EctoJob

mbuhot · January 20, 2018, 11:25am

A transactional job queue built with Ecto, PostgreSQL and GenStage

Available on Hex.pm: ecto_job | Hex
Docs: API Reference — ecto_job v3.1.0
Github: GitHub - mbuhot/ecto_job: Transactional job queue with Ecto, PostgreSQL and GenStage

Goals

Transactional job processing
Retries
Scheduled jobs
Multiple queues
Low latency concurrent processing
Avoid frequent database polling
Library of functions, not a full OTP application

Details

One of the distinguishing features of ecto_job is that the API encourages transactional job processing through Ecto.Multi. Job handlers are passed an Ecto.Multi parameter that must be passed to Repo.transaction to complete the job.

def perform(multi = %Ecto.Multi{}, job = %{}) do
  multi
  |> do_first_thing(job["customer_id"])
  |> do_second_thing(job["product_id"])
  |> MyApp.Repo.transaction()
end

Similarly, there are helpers to encourage transactional job creation by adding to an Ecto.Multi

Multi.new()
|> Multi.insert(:add_user, User.insert_changeset(%{name: "Joe", email: "joe@gmail.com"}))
|> JobQueue.enqueue(:email_job, %{"type" => "SendEmail", "address" => "joe@gmail.com", "body" => "Welcome!"})
|> MyApp.Repo.transaction()

Jobs are processed using a GenStage producer and ConsumerSupervisor that will execute jobs concurrently up to a configurable max_demand.

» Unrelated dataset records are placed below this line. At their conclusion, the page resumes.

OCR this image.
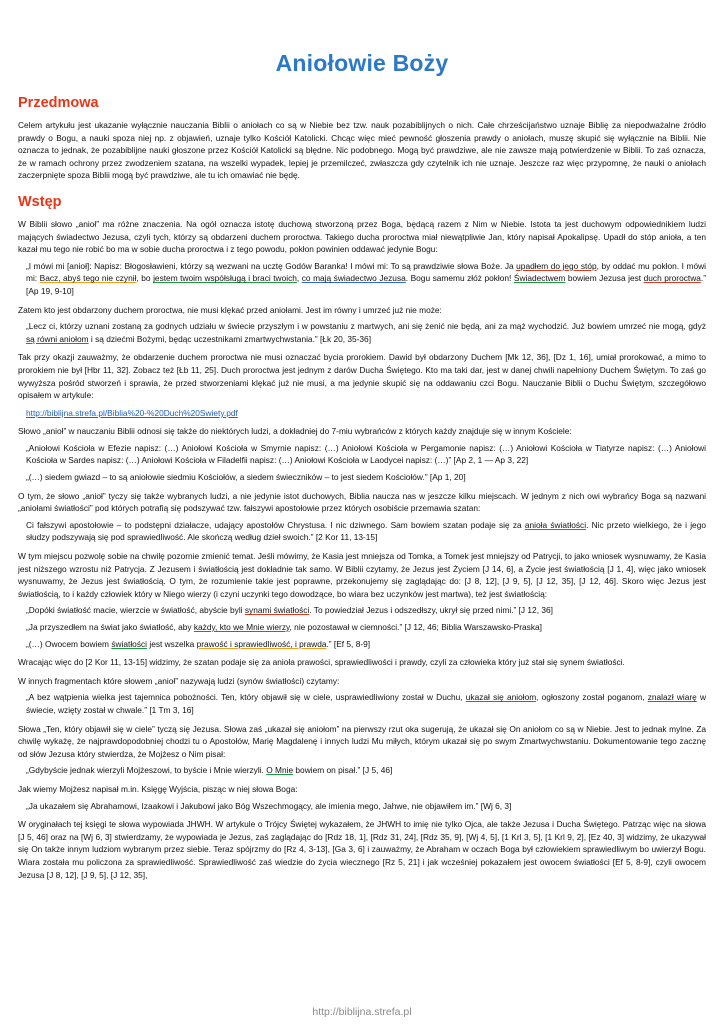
Aniołowie Boży
Przedmowa

Celem artykułu jest ukazanie wyłącznie nauczania Biblii o aniołach co są w Niebie bez tzw. nauk pozabiblijnych o nich. Całe chrześcijaństwo uznaje Biblię za niepodważalne źródło prawdy o Bogu, a nauki spoza niej np. z objawień, uznaje tylko Kościół Katolicki. Chcąc więc mieć pewność głoszenia prawdy o aniołach, muszę skupić się wyłącznie na Biblii. Nie oznacza to jednak, że pozabiblijne nauki głoszone przez Kościół Katolicki są błędne. Nic podobnego. Mogą być prawdziwe, ale nie zawsze mają potwierdzenie w Biblii. To zaś oznacza, że w ramach ochrony przez zwodzeniem szatana, na wszelki wypadek, lepiej je przemilczeć, zwłaszcza gdy czytelnik ich nie uznaje. Jeszcze raz więc przypomnę, że nauki o aniołach zaczerpnięte spoza Biblii mogą być prawdziwe, ale tu ich omawiać nie będę.

Wstęp

W Biblii słowo „anioł” ma różne znaczenia. Na ogół oznacza istotę duchową stworzoną przez Boga, będącą razem z Nim w Niebie. Istota ta jest duchowym odpowiednikiem ludzi mających świadectwo Jezusa, czyli tych, którzy są obdarzeni duchem proroctwa. Takiego ducha proroctwa miał niewątpliwie Jan, który napisał Apokalipsę. Upadł do stóp anioła, a ten kazał mu tego nie robić bo ma w sobie ducha proroctwa i z tego powodu, pokłon powinien oddawać jedynie Bogu:

„I mówi mi [anioł]: Napisz: Błogosławieni, którzy są wezwani na ucztę Godów Baranka! I mówi mi: To są prawdziwie słowa Boże. Ja upadłem do jego stóp, by oddać mu pokłon. I mówi mi: Bacz, abyś tego nie czynił, bo jestem twoim współsługą i braci twoich, co mają świadectwo Jezusa. Bogu samemu złóż pokłon! Świadectwem bowiem Jezusa jest duch proroctwa.” [Ap 19, 9-10]

Zatem kto jest obdarzony duchem proroctwa, nie musi klękać przed aniołami. Jest im równy i umrzeć już nie może:

„Lecz ci, którzy uznani zostaną za godnych udziału w świecie przyszłym i w powstaniu z martwych, ani się żenić nie będą, ani za mąż wychodzić. Już bowiem umrzeć nie mogą, gdyż są równi aniołom i są dziećmi Bożymi, będąc uczestnikami zmartwychwstania.” [Łk 20, 35-36]

Tak przy okazji zauważmy, że obdarzenie duchem proroctwa nie musi oznaczać bycia prorokiem. Dawid był obdarzony Duchem [Mk 12, 36], [Dz 1, 16], umiał prorokować, a mimo to prorokiem nie był [Hbr 11, 32]. Zobacz też [Łb 11, 25]. Duch proroctwa jest jednym z darów Ducha Świętego. Kto ma taki dar, jest w danej chwili napełniony Duchem Świętym. To zaś go wywyższa pośród stworzeń i sprawia, że przed stworzeniami klękać już nie musi, a ma jedynie skupić się na oddawaniu czci Bogu. Nauczanie Biblii o Duchu Świętym, szczegółowo opisałem w artykule:

http://biblijna.strefa.pl/Biblia%20-%20Duch%20Swiety.pdf

Słowo „anioł” w nauczaniu Biblii odnosi się także do niektórych ludzi, a dokładniej do 7-miu wybrańców z których każdy znajduje się w innym Kościele:

„Aniołowi Kościoła w Efezie napisz: (…) Aniołowi Kościoła w Smyrnie napisz: (…) Aniołowi Kościoła w Pergamonie napisz: (…) Aniołowi Kościoła w Tiatyrze napisz: (…) Aniołowi Kościoła w Sardes napisz: (…) Aniołowi Kościoła w Filadelfii napisz: (…) Aniołowi Kościoła w Laodycei napisz: (…)” [Ap 2, 1 — Ap 3, 22]

„(…) siedem gwiazd – to są aniołowie siedmiu Kościołów, a siedem świeczników – to jest siedem Kościołów.” [Ap 1, 20]

O tym, że słowo „anioł” tyczy się także wybranych ludzi, a nie jedynie istot duchowych, Biblia naucza nas w jeszcze kilku miejscach. W jednym z nich owi wybrańcy Boga są nazwani „aniołami światłości” pod których potrafią się podszywać tzw. fałszywi apostołowie przez których osobiście przemawia szatan:

Ci fałszywi apostołowie – to podstępni działacze, udający apostołów Chrystusa. I nic dziwnego. Sam bowiem szatan podaje się za anioła światłości. Nic przeto wielkiego, że i jego słudzy podszywają się pod sprawiedliwość. Ale skończą według dzieł swoich.” [2 Kor 11, 13-15]

W tym miejscu pozwolę sobie na chwilę pozornie zmienić temat. Jeśli mówimy, że Kasia jest mniejsza od Tomka, a Tomek jest mniejszy od Patrycji, to jako wniosek wysnuwamy, że Kasia jest niższego wzrostu niż Patrycja. Z Jezusem i światłością jest dokładnie tak samo. W Biblii czytamy, że Jezus jest Życiem [J 14, 6], a Życie jest światłością [J 1, 4], więc jako wniosek wysnuwamy, że Jezus jest światłością. O tym, że rozumienie takie jest poprawne, przekonujemy się zaglądając do: [J 8, 12], [J 9, 5], [J 12, 35], [J 12, 46]. Skoro więc Jezus jest światłością, to i każdy człowiek który w Niego wierzy (i czyni uczynki tego dowodzące, bo wiara bez uczynków jest martwa), też jest światłością:

„Dopóki światłość macie, wierzcie w światłość, abyście byli synami światłości. To powiedział Jezus i odszedłszy, ukrył się przed nimi.” [J 12, 36]

„Ja przyszedłem na świat jako światłość, aby każdy, kto we Mnie wierzy, nie pozostawał w ciemności.” [J 12, 46; Biblia Warszawsko-Praska]

„(…) Owocem bowiem światłości jest wszelka prawość i sprawiedliwość, i prawda.” [Ef 5, 8-9]

Wracając więc do [2 Kor 11, 13-15] widzimy, że szatan podaje się za anioła prawości, sprawiedliwości i prawdy, czyli za człowieka który już stał się synem światłości.

W innych fragmentach które słowem „anioł” nazywają ludzi (synów światłości) czytamy:

„A bez wątpienia wielka jest tajemnica pobożności. Ten, który objawił się w ciele, usprawiedliwiony został w Duchu, ukazał się aniołom, ogłoszony został poganom, znalazł wiarę w świecie, wzięty został w chwale.” [1 Tm 3, 16]

Słowa „Ten, który objawił się w ciele” tyczą się Jezusa. Słowa zaś „ukazał się aniołom” na pierwszy rzut oka sugerują, że ukazał się On aniołom co są w Niebie. Jest to jednak mylne. Za chwilę wykażę, że najprawdopodobniej chodzi tu o Apostołów, Marię Magdalenę i innych ludzi Mu miłych, którym ukazał się po swym Zmartwychwstaniu. Dokumentowanie tego zacznę od słów Jezusa który stwierdza, że Mojżesz o Nim pisał:

„Gdybyście jednak wierzyli Mojżeszowi, to byście i Mnie wierzyli. O Mnie bowiem on pisał.” [J 5, 46]

Jak wiemy Mojżesz napisał m.in. Księgę Wyjścia, pisząc w niej słowa Boga:

„Ja ukazałem się Abrahamowi, Izaakowi i Jakubowi jako Bóg Wszechmogący, ale imienia mego, Jahwe, nie objawiłem im.” [Wj 6, 3]

W oryginałach tej księgi te słowa wypowiada JHWH. W artykule o Trójcy Świętej wykazałem, że JHWH to imię nie tylko Ojca, ale także Jezusa i Ducha Świętego. Patrząc więc na słowa [J 5, 46] oraz na [Wj 6, 3] stwierdzamy, że wypowiada je Jezus, zaś zaglądając do [Rdz 18, 1], [Rdz 31, 24], [Rdz 35, 9], [Wj 4, 5], [1 Krl 3, 5], [1 Krl 9, 2], [Ez 40, 3] widzimy, że ukazywał się On także innym ludziom wybranym przez siebie. Teraz spójrzmy do [Rz 4, 3-13], [Ga 3, 6] i zauważmy, że Abraham w oczach Boga był człowiekiem sprawiedliwym bo uwierzył Bogu. Wiara została mu policzona za sprawiedliwość. Sprawiedliwość zaś wiedzie do życia wiecznego [Rz 5, 21] i jak wcześniej pokazałem jest owocem światłości [Ef 5, 8-9], czyli owocem Jezusa [J 8, 12], [J 9, 5], [J 12, 35],

http://biblijna.strefa.pl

Postgrex.Notifications is used to trigger job processors as soon as the transaction that adds a job is committed.

Job workers can be run on a separate node, without requiring any beam clustering, just PostgreSQL listen/notify.

Job completion is also signalled using listen/notify enabling websocket or chunked HTTP responses (on another node) to be triggered once a job completes.

Similar libraries:

outlog · January 20, 2018, 6:55pm

awesome - look forward to battle testing it.

axelson · January 20, 2018, 11:47pm

Sounds like an interesting library! Did you design the library to work on Heroku? It seems like relying on listen/notify instead of clustering is partially to fit Heroku’s constraints.

mbuhot · January 21, 2018, 5:34am

Not quite. I noticed that most of the Exq jobs in our system were enqueued along with changes to the database, and workers updated the database also.

To guarantee that jobs are enqueued consistently and worked idempotently requires bookkeeping that all goes away if you let a db transaction take care of it

BrightEyesDavid · March 9, 2018, 12:52am

Many thanks for making this available to use, @mbuhot. I’m now using it in my first client Elixir project.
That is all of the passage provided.